Wednesday, July 16, 2008

Citizen Journalists and Public Access

The Colorado Independent reported today on a multi-stakeholder initiative to leverage some considerable resources in Metro Denver, to enable citizen and professional journalists to place their content onto the web and the Public Access channels of Denver's cable system during the Democratic National Convention.

Denver Open Media, KGNU Radio and the Colorado Independent Media Center are reportedly collaborating to make their airwaves, bandwidth, production resources, and computers available to anyone who wants to produce, edit, and broadcast their coverage of the convention.

This looks to be a unique and potentially powerful exercise in the ability of non-profit, independent media organizations to facilitate the creation and transmission of citizen-produced broadcast media content.

One of these non-profits also manages the public access cable channels in Denver, presumably under an agreement with the City of Denver, which likely obtained those channels as part of their franchise agreement with their cable TV provider.

There are numerous examples of active public access channels on cable systems throughout Colorado, and the Western Slope is no exception. Summit County, Aspen, and Durango among others can boast a means where the general public has access to the community airwaves, to enhance the quality of the information the community at large receives.

So what about Western Colorado's largest metropolitan area? Mesa County provides programming via Channel 12, but that channel is restricted to Government Access only by the county's franchise agreement with the current cable franchisee, Bresnan Communications.

The City of Grand Junction re-negotiated their franchise agreement with Bresnan in 2005. I was one of many citizens who successfully lobbied for the inclusion of a full Public, Educational and Government (PEG) access channel in the city's franchise agreement.

The city needs only to request this channel from Bresnan, who then has 120 days to provide the channel on their basic channel tier. My guess is that the City does not want to be in the business of running a TV station, so they are waiting for a competent non-profit to step up to the plate.
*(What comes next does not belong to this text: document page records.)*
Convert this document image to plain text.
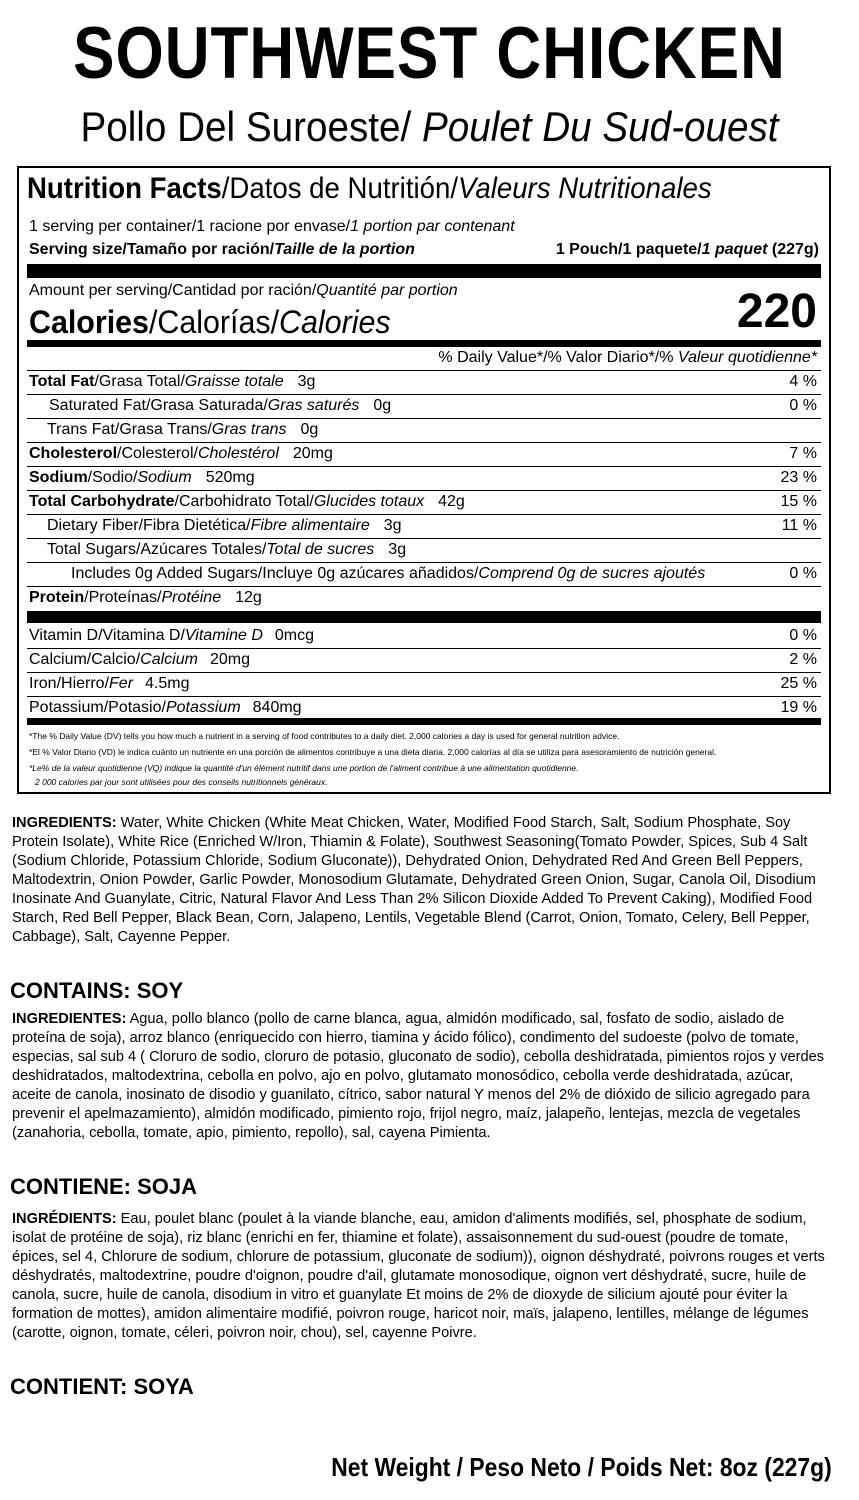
SOUTHWEST CHICKEN
Pollo Del Suroeste/ Poulet Du Sud-ouest
Nutrition Facts/Datos de Nutritión/Valeurs Nutritionales
1 serving per container/1 racione por envase/1 portion par contenant
Serving size/Tamaño por ración/Taille de la portion	1 Pouch/1 paquete/1 paquet (227g)
Amount per serving/Cantidad por ración/Quantité par portion
Calories/Calorías/Calories	220
% Daily Value*/% Valor Diario*/% Valeur quotidienne*
Total Fat/Grasa Total/Graisse totale 3g	4 %
Saturated Fat/Grasa Saturada/Gras saturés 0g	0 %
Trans Fat/Grasa Trans/Gras trans 0g
Cholesterol/Colesterol/Cholestérol 20mg	7 %
Sodium/Sodio/Sodium 520mg	23 %
Total Carbohydrate/Carbohidrato Total/Glucides totaux 42g	15 %
Dietary Fiber/Fibra Dietética/Fibre alimentaire 3g	11 %
Total Sugars/Azúcares Totales/Total de sucres 3g
Includes 0g Added Sugars/Incluye 0g azúcares añadidos/Comprend 0g de sucres ajoutés	0 %
Protein/Proteínas/Protéine 12g
Vitamin D/Vitamina D/Vitamine D 0mcg	0 %
Calcium/Calcio/Calcium 20mg	2 %
Iron/Hierro/Fer 4.5mg	25 %
Potassium/Potasio/Potassium 840mg	19 %
*The % Daily Value (DV) tells you how much a nutrient in a serving of food contributes to a daily diet. 2,000 calories a day is used for general nutrition advice.
*El % Valor Diario (VD) le indica cuánto un nutriente en una porción de alimentos contribuye a una dieta diaria. 2,000 calorías al día se utiliza para asesoramiento de nutrición general.
*Le% de la valeur quotidienne (VQ) indique la quantité d'un élément nutritif dans une portion de l'aliment contribue à une alimentation quotidienne.
2 000 calories par jour sont utilisées pour des conseils nutritionnels généraux.
INGREDIENTS: Water, White Chicken (White Meat Chicken, Water, Modified Food Starch, Salt, Sodium Phosphate, Soy Protein Isolate), White Rice (Enriched W/Iron, Thiamin & Folate), Southwest Seasoning(Tomato Powder, Spices, Sub 4 Salt (Sodium Chloride, Potassium Chloride, Sodium Gluconate)), Dehydrated Onion, Dehydrated Red And Green Bell Peppers, Maltodextrin, Onion Powder, Garlic Powder, Monosodium Glutamate, Dehydrated Green Onion, Sugar, Canola Oil, Disodium Inosinate And Guanylate, Citric, Natural Flavor And Less Than 2% Silicon Dioxide Added To Prevent Caking), Modified Food Starch, Red Bell Pepper, Black Bean, Corn, Jalapeno, Lentils, Vegetable Blend (Carrot, Onion, Tomato, Celery, Bell Pepper, Cabbage), Salt, Cayenne Pepper.
CONTAINS: SOY
INGREDIENTES: Agua, pollo blanco (pollo de carne blanca, agua, almidón modificado, sal, fosfato de sodio, aislado de proteína de soja), arroz blanco (enriquecido con hierro, tiamina y ácido fólico), condimento del sudoeste (polvo de tomate, especias, sal sub 4 ( Cloruro de sodio, cloruro de potasio, gluconato de sodio), cebolla deshidratada, pimientos rojos y verdes deshidratados, maltodextrina, cebolla en polvo, ajo en polvo, glutamato monosódico, cebolla verde deshidratada, azúcar, aceite de canola, inosinato de disodio y guanilato, cítrico, sabor natural Y menos del 2% de dióxido de silicio agregado para prevenir el apelmazamiento), almidón modificado, pimiento rojo, frijol negro, maíz, jalapeño, lentejas, mezcla de vegetales (zanahoria, cebolla, tomate, apio, pimiento, repollo), sal, cayena Pimienta.
CONTIENE: SOJA
INGRÉDIENTS: Eau, poulet blanc (poulet à la viande blanche, eau, amidon d'aliments modifiés, sel, phosphate de sodium, isolat de protéine de soja), riz blanc (enrichi en fer, thiamine et folate), assaisonnement du sud-ouest (poudre de tomate, épices, sel 4, Chlorure de sodium, chlorure de potassium, gluconate de sodium)), oignon déshydraté, poivrons rouges et verts déshydratés, maltodextrine, poudre d'oignon, poudre d'ail, glutamate monosodique, oignon vert déshydraté, sucre, huile de canola, sucre, huile de canola, disodium in vitro et guanylate Et moins de 2% de dioxyde de silicium ajouté pour éviter la formation de mottes), amidon alimentaire modifié, poivron rouge, haricot noir, maïs, jalapeno, lentilles, mélange de légumes (carotte, oignon, tomate, céleri, poivron noir, chou), sel, cayenne Poivre.
CONTIENT: SOYA
Net Weight / Peso Neto / Poids Net: 8oz (227g)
In a growing community such as ours, with considerable expertise in the educational and non-profit sectors, one can only hope that meaningful collaboration can occur to establish a viable entity to operate and administer a channel of this type, in a fiscally responsible way, for the benefit of all citizens.

As it happens, there is an opportunity this weekend for those interested in journalism and video production to attend a free workshop on Friday afternoon or Saturday morning.

The George Orbanek Journalism Workshop: An Outreach Program for Negotiating the Invisible Web and Interactively Engaging Residents of Colorado Communities
is being presented in Grand Junction. To quote their release:

2 to 5 p.m. Friday, July 18
9 a.m. to noon Saturday, July 19
Workshop content is essentially the same for both days.

Location: Room 308 (computer lab) in the Fine Arts Building on the Mesa State College campus in Grand Junction

Cost: Free of charge. The program is funded through James M. Cox Foundation grant.

Presented by: University of Colorado at Boulder's School of Journalism & Mass Communication in cooperation with Mesa State College's Mass Communication Program.

Seating in the lab is limited: Those who would like to attend one of these 3-hour sessions simply need to contact Alan Kirkpatrick, SJMC outreach director, to confirm their participation. (, 303-492-5480). He is also available to answer questions about the program.


-- BURT HUBBARD is a Rocky Mountain News award-winning investigative reporter and a CU adjunct journalism instructor. He will present his favorite strategies for how to quickly get accurate localized information on the Web (that a Google search generally can't find) to develop enterprise stories and add depth to breaking news stories.

-- TONY PERRI is a CU journalism adjunct instructor producer, reporter, writer and director with more than 1,500 TV and film productions to his credit. His workshop will focus on shooting, capturing, editing and uploading video for the Web. Participants, who are not expected to have any familiarity with video production, will edit b-roll and sound bytes into a short video and upload it onto the Web using readily available software. (see

-- PAUL VOAKES is the dean of the CU School of Journalism & Mass Communication; an expert on journalism law and ethics; author of numerous journals, books and articles, and the recipient of several prestigious research grants and teaching awards. He will present perspectives on the legal and ethical ramifications of posting information and images on the Web.

1-on-1 with the instructors: At the conclusion of the workshops on both days, Burt Hubbard and Tony Perri will remain in the lab and provide personal assistance with participants who want additional training and access to their expertise.
This is a rare opportunity for area residents to obtain valuable insight and hands-on training in the skills necessary to produce quality content for broadcast on the web, or perhaps elsewhere.

I'll be there Friday afternoon. In the meantime, here is an entertaining and informative video overview of the present and potential future of community media, courtesy of Denver Open Media. Enjoy.

1 comment:

Dave said...

You're right on the beam with the need to support alternative media in western Colorado, particularly in Mesa County. With successful models already in place in other western slope communities, it should not be difficult to achieve the goal of developing a new PEG channel in Grand Junction. I know that I and other interested parties in the area will be supporting your efforts.